Sanat tarihi konusunda yazılmış birçok eserin ortak yanı, her sanat akımının bir önceki sanat akımına bir tepki olarak ortaya çıkmış olduğuna yaptıkları vurgudur. Bu, doğru olmakla birlikte hayli eksiktir; çünkü tarih boyunca sanat, siyasetle, bilimle, felsefeyle, iktisatla ve hatta dinsel inançlarla etkileşim içinde olmuştur. Bu kitap sanat akımlarının devinimini de bu ilişkilerle birlikte ele alıyor.

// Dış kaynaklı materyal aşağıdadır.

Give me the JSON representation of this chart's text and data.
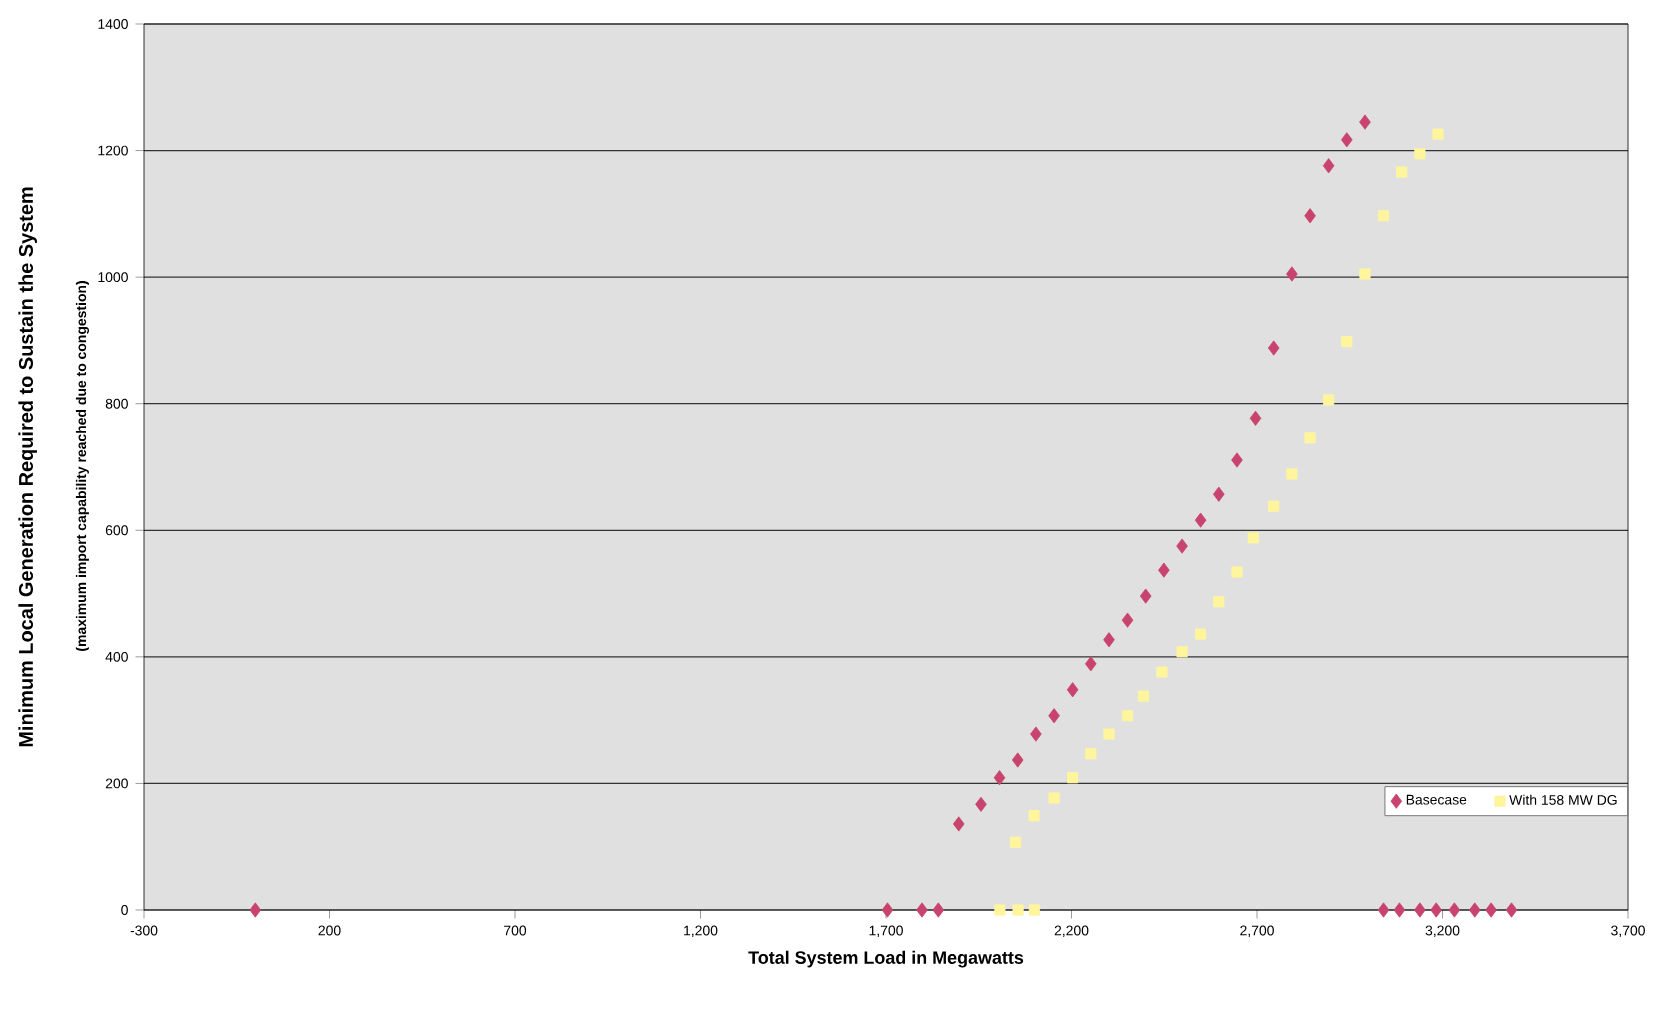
{
  "chart_data": {
    "type": "scatter",
    "xlabel": "Total System Load in Megawatts",
    "ylabel": "Minimum Local Generation Required to Sustain the System",
    "annotations": [
      "(maximum import capability reached due to congestion)"
    ],
    "xlim": [
      -300,
      3700
    ],
    "xticks": [
      -300,
      200,
      700,
      {
        "value": 1200,
        "label": "1,200"
      },
      {
        "value": 1700,
        "label": "1,700"
      },
      {
        "value": 2200,
        "label": "2,200"
      },
      {
        "value": 2700,
        "label": "2,700"
      },
      {
        "value": 3200,
        "label": "3,200"
      },
      {
        "value": 3700,
        "label": "3,700"
      }
    ],
    "ylim": [
      0,
      1400
    ],
    "yticks": [
      0,
      200,
      400,
      600,
      800,
      1000,
      1200,
      1400
    ],
    "grid": "y",
    "legend": "bottom right",
    "series": [
      {
        "name": "Basecase",
        "color": "#c8446e",
        "marker": "diamond",
        "x": [
          0,
          1704,
          1797,
          1841,
          1896,
          1956,
          2006,
          2055,
          2104,
          2153,
          2203,
          2252,
          2301,
          2351,
          2400,
          2449,
          2498,
          2548,
          2597,
          2646,
          2696,
          2745,
          2794,
          2843,
          2893,
          2942,
          2991,
          3041,
          3084,
          3139,
          3183,
          3232,
          3287,
          3331,
          3386
        ],
        "values": [
          0,
          0,
          0,
          0,
          136,
          167,
          209,
          237,
          278,
          307,
          348,
          389,
          427,
          458,
          496,
          537,
          575,
          616,
          657,
          711,
          777,
          888,
          1005,
          1097,
          1176,
          1217,
          1245,
          0,
          0,
          0,
          0,
          0,
          0,
          0,
          0
        ]
      },
      {
        "name": "With 158 MW DG",
        "color": "#fff59d",
        "marker": "square",
        "x": [
          2007,
          2056,
          2100,
          2049,
          2099,
          2153,
          2203,
          2252,
          2301,
          2351,
          2394,
          2444,
          2498,
          2548,
          2597,
          2646,
          2690,
          2745,
          2794,
          2843,
          2893,
          2942,
          2991,
          3041,
          3090,
          3139,
          3188
        ],
        "values": [
          0,
          0,
          0,
          107,
          149,
          177,
          209,
          247,
          278,
          307,
          338,
          376,
          408,
          436,
          487,
          534,
          588,
          638,
          689,
          746,
          806,
          898,
          1005,
          1097,
          1166,
          1195,
          1226
        ]
      }
    ]
  }
}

Bu arada ilk soyut resmin yapılışından günümüze yüz yılı aşkın bir süre geçmiş olmasına rağmen birçok sanat izleyicisinin soyut bir eserle karşılaştığında sorduğu “Bu eser ne anlatıyor?” sorusuna da bu ilişkiler çerçevesinde yanıt veriliyor; soyut bir esere nasıl bakılması, soyut bir eserde ne görülmesi ve ne anlaşılması gerektiği anlatılıyor.
Sürekli tartışılan bir konu da “Sanat sanat için midir, yoksa toplum için midir?” sorusudur. “Sanat, sanat içindir” görüşü bireysel, yalnızca sanatçı ile sanat eserinin alıcısı ilgilendiren bir görüşken, “Sanat toplum içindir” görüşü siyasetle, propaganda ve algı yönetimiyle, dolayısıyla da sınıf mücadeleleriyle ilişkilidir. Bu iki görüş arasındaki çatışma da süreç içinde, bu ilişkiler bağlamında ele alınıyor.